TreePath and glob()

glob(), as I said in the article "TreePath -- a universal tree navigation language", has its good points, but is lacking in power. It's time an upgrade was done.

Replacing glob()

The idea here is not to replace the glob() function at an API level, since using TreePath can only ever be about 95% compatible with glob() as it currently stands.

Instead, I recommend creating a pair of functions (maybe simplefspath and complexfspath) to be used alongside glob(), which will hopefully gradually supersede glob() in most programs.

simplefspath/Simple TreePath

The functionality of glob() is a natural match for the Simple TreePath function. The problem with the idea is that there needs to be a way of specifying the default attribute type and a default child type for each node class. However, this problem is not unsurmountable.

I would suggest that in order to minimise trouble for other programmers, that those who are implementing simplefspath do their best to make it like glob(). This would mean that:

  • The default attribute would always be Name (ie. the filename)
  • The default child be "*" (ie. anything)
  • The default comparison function would need to be a string comparison function that would allow for most glob() wildcards, such as "*" and "?". However, the one wildcard that would be utterly incompatible with TreePath is the "[]" wildcard.
  • When a set of nodes are received in return from the SimpleTreePath function, they should be translated into strings which are paths before being returned from the simplefspath function

Following the suggestions outlined above would mean that 90% or more of instances of glob() could simply substitute simplefspath() in its place (with the appropriate initialisation function called before), and continue to work as they always have.

Shells

The real problem would arise for those who write programming languages whose syntax includes globs. I'm thinking here particularly of shells. I'll speak about "bash" (the Bourne Again SHell) from now on, as that's what I'm familiar with.
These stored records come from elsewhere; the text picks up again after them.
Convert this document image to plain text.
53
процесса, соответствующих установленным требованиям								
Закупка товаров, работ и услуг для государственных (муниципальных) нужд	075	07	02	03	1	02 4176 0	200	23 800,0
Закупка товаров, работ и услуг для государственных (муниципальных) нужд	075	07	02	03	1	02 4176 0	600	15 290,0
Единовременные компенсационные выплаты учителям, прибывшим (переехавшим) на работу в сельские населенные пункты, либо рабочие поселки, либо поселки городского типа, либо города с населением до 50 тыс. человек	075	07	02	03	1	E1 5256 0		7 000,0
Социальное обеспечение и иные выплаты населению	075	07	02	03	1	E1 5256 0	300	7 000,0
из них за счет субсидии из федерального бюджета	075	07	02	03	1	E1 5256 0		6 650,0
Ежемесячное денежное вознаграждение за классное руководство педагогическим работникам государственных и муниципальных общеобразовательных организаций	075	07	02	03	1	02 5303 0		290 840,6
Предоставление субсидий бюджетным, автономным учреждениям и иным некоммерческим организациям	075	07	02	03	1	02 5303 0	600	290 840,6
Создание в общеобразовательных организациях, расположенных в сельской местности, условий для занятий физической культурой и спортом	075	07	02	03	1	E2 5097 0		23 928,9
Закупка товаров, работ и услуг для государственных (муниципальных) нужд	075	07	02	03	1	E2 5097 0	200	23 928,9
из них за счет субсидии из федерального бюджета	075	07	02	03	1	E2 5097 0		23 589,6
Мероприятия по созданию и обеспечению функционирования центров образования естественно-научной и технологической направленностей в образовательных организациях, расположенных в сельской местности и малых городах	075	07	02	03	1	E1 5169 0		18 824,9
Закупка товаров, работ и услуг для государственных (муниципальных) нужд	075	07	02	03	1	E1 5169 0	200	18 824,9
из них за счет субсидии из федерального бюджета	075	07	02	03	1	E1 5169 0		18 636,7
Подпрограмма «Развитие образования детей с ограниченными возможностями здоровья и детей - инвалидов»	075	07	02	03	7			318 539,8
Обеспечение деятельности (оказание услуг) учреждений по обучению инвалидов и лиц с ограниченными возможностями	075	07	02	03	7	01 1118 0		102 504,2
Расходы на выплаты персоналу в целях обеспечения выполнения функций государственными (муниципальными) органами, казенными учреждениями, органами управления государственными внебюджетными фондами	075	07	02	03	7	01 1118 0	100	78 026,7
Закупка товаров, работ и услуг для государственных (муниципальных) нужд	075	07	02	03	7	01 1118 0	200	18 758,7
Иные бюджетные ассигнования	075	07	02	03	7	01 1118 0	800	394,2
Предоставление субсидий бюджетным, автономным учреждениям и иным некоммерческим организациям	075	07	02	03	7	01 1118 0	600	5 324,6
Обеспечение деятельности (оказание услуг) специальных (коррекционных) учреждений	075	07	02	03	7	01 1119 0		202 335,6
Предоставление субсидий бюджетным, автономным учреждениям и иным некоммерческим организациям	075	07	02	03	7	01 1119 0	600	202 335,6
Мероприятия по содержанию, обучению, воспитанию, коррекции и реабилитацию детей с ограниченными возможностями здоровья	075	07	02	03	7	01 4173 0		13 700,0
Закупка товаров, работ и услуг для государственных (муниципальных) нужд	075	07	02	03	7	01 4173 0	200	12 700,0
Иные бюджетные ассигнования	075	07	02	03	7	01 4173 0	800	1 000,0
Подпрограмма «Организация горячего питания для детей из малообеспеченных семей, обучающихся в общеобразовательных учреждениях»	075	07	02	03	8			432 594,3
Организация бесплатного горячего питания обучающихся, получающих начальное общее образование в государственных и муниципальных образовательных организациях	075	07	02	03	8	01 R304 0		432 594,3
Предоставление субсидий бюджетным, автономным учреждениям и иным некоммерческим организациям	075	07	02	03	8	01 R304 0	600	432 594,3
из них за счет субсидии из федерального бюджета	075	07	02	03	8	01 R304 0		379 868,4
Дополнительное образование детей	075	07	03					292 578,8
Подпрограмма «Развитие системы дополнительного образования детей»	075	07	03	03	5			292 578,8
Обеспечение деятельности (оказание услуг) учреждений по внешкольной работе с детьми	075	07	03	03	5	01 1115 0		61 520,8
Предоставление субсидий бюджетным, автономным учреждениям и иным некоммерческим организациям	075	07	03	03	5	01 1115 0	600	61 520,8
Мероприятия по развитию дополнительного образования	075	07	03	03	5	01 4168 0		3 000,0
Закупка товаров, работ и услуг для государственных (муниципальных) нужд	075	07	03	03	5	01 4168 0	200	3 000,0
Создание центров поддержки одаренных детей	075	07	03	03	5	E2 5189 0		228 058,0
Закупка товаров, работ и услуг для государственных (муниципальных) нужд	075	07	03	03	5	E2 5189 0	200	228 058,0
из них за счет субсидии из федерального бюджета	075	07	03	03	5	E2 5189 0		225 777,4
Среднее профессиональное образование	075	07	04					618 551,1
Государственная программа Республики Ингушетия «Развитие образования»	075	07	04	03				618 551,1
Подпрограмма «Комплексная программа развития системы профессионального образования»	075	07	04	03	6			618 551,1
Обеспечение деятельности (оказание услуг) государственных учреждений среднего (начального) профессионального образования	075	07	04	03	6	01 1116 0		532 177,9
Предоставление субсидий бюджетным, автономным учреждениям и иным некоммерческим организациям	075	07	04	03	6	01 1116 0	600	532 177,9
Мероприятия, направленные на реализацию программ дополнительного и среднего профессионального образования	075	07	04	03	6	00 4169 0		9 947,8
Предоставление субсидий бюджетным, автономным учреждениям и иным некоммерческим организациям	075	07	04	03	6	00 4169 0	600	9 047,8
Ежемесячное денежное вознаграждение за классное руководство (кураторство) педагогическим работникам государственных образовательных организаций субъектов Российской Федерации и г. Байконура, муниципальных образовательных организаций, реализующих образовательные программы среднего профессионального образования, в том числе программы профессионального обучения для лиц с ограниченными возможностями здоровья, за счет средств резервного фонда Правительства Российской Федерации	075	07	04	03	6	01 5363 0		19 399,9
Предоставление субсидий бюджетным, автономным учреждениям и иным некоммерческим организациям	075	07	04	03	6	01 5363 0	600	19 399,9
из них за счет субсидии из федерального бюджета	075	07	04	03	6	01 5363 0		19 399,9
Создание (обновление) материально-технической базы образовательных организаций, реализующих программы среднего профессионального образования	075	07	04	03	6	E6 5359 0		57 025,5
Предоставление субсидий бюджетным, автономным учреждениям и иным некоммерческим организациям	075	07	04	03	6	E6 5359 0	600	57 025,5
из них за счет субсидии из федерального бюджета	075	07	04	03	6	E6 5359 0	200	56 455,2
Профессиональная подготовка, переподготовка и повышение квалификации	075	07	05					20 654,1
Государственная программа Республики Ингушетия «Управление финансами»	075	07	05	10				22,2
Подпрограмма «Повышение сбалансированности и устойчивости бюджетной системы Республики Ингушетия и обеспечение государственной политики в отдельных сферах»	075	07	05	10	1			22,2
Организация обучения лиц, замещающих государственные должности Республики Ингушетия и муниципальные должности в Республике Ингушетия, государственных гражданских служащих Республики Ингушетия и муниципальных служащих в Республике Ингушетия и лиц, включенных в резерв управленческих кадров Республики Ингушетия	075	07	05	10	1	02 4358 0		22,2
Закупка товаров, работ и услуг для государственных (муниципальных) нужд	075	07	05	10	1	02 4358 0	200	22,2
Basically, each shell would need a way to specify which type of path is being used. I don't have any bright ideas for them, unfortunately. I see their options as being:

  1. Ignore TreePath altogether (not the recommended option).
  2. Change things, and break every shell script that uses [] in its globbing (also not the recommended option)
  3. Have a way of specifying TreePath paths. This might involve unicode characters, or they might have a spare punctuation mark up their sleeve. Maybe it would also work if they made it so that a colon (possibly in a string?) preceded by the word simplefspath or complexfspath would specify a path of that type. For example: simplefspath:/home/fred/*.txt[CanRead("John")]
  4. In addition to the above, change things so that the path type can be specified as being one of the three, but leave the default as "glob". Deprecate this usage. Then, at some future point (after issuing warnings for many years), change the default to simplefspath (but leave the default configurable). This will give people time to change their shell scripts, and will mean that those who don't want to switch their glob type can maintain it by configuring a different default.

complexfspath/Complex TreePath

Having considered the details above, I hope the implementation of complexfspath will be obvious once the API is available. The TreePath API will be specified later in this series.